Here I would try to identify the first and last bin per row in data_df
by using merge_asof
.
Then I would build a list of sub-dataframes by iterating once the dataframe values in order to add all the bins corresponding to a row and would concat that list.
From there it it enough to compute the time interval per bin and use pivot_table
to get the expected result.
Code could be:
# store the index as a column to make sure to keep it
data_df = data_df.rename_axis('ix').reset_index().sort_values(
['end_ts', 'start_ts'])
time_bin_df = time_bin_df.rename_axis('ix').reset_index().sort_values(
['end_ts', 'start_ts'])
# identify first and last bin per row
first = pd.merge_asof(data_df, time_bin_df, left_on='start_ts',
right_on='end_ts', suffixes=('', '_first'),
direction='forward').values
last = pd.merge_asof(data_df, time_bin_df, left_on='end_ts', right_on='start_ts',
suffixes=('', '_ bin')).values
# build a list of bin dataframes (one per row in data_df)
data = []
for i, val in enumerate(first):
elt = time_bin_df[(time_bin_df['ix']>=val[3])

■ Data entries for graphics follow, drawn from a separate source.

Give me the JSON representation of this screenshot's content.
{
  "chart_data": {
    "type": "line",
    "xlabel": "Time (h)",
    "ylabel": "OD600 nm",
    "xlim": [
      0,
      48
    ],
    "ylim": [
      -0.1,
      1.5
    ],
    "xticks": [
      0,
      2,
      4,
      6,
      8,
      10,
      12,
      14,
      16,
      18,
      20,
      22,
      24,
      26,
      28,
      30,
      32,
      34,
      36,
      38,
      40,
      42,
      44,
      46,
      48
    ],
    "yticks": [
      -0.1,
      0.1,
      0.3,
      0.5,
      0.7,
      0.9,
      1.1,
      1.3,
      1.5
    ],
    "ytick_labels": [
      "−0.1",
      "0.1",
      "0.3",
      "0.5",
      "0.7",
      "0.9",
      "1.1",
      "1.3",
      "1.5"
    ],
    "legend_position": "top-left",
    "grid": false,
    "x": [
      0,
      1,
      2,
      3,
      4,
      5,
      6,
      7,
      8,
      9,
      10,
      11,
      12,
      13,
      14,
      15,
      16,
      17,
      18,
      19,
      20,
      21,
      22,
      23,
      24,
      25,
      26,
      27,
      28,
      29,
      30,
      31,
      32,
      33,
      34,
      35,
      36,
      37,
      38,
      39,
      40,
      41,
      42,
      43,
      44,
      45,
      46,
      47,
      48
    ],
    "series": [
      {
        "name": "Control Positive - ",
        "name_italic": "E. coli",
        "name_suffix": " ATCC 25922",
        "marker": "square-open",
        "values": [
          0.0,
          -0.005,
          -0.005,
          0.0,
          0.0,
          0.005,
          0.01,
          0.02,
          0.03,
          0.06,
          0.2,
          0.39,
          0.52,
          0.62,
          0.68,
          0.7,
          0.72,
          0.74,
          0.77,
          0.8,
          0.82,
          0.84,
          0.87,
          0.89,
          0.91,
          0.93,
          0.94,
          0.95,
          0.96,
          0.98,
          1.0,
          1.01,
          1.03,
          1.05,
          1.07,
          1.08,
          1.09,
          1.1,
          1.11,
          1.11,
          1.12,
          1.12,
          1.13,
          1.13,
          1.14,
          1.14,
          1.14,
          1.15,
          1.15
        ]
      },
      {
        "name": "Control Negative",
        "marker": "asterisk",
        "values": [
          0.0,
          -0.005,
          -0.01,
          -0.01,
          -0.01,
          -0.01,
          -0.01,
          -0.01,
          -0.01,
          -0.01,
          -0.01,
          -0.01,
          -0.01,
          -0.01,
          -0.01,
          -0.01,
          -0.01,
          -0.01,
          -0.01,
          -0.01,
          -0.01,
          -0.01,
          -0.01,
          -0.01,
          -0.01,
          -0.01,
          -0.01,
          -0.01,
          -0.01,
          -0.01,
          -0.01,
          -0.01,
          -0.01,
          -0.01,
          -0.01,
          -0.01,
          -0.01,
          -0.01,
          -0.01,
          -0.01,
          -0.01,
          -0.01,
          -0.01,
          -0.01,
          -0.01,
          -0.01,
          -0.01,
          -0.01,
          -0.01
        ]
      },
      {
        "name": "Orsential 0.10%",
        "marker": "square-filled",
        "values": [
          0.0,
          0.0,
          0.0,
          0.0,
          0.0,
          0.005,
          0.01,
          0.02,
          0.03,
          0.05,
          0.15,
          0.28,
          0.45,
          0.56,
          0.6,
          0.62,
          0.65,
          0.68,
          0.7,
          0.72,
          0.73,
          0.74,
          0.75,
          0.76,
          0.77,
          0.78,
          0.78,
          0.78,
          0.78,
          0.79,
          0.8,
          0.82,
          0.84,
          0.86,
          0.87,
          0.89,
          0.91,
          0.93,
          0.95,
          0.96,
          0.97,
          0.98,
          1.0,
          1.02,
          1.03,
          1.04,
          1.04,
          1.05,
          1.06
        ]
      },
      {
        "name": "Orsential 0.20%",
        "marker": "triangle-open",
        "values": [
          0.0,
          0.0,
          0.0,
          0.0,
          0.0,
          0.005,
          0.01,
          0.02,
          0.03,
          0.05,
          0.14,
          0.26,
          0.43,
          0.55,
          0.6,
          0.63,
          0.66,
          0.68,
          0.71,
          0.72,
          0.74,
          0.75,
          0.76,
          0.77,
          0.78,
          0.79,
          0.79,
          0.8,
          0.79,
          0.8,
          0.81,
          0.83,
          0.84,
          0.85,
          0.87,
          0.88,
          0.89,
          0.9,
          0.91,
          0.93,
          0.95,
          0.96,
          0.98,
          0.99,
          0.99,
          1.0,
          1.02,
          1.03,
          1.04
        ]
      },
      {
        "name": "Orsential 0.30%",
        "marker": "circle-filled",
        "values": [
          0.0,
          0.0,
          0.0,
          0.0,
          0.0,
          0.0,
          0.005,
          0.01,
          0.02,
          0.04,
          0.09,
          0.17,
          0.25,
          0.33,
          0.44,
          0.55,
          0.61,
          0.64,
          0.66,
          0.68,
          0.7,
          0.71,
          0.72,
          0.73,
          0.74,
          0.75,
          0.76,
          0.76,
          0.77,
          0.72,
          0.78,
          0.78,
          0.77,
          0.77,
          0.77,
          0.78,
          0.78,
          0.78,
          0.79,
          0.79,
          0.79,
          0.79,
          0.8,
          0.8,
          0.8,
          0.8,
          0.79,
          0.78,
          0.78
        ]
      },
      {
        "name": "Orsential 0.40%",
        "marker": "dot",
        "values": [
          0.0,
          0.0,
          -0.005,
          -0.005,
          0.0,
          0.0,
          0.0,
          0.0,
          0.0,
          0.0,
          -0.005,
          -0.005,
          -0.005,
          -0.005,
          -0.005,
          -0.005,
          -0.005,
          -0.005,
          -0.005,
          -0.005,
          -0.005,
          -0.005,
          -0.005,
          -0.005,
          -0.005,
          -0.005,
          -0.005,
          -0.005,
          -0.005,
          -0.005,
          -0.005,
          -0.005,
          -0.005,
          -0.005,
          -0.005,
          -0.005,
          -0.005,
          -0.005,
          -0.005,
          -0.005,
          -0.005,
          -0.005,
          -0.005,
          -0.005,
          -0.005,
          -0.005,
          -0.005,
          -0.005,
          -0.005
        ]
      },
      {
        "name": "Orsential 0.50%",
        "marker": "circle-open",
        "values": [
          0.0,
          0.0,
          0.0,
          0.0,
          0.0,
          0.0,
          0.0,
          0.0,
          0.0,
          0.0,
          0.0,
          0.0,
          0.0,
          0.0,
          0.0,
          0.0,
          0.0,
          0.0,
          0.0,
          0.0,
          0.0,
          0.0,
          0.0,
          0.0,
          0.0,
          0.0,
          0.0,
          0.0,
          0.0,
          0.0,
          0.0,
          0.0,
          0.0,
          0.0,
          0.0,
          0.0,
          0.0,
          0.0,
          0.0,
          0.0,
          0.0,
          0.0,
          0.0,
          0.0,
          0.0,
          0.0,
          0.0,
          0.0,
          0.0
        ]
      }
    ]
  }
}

&(time_bin_df['ix']<=last[i][3])].copy()
# compute the begin and end of the intersection of the period and the bin
elt.loc[elt['start_ts']<val[1], 'start_ts'] = val[1]
elt.loc[elt['end_ts']>val[2], 'end_ts'] = val[2]
elt['ix_data'] = val[0]
data.append(elt)
# concat everything
tmp = pd.concat(data)
# compute durations in minutes
tmp['duration'] = (tmp['end_ts'] - tmp['start_ts']).dt.total_seconds() / 60
# pivot to get the expected result
result_df = tmp.pivot_table('duration', 'ix_data', 'label', 'sum', fill_value=0
).rename_axis(None).rename_axis(None, axis=1)
It can take some time because there is still one lengthy operation to build the list of dataframes, but other operations should be vectorized.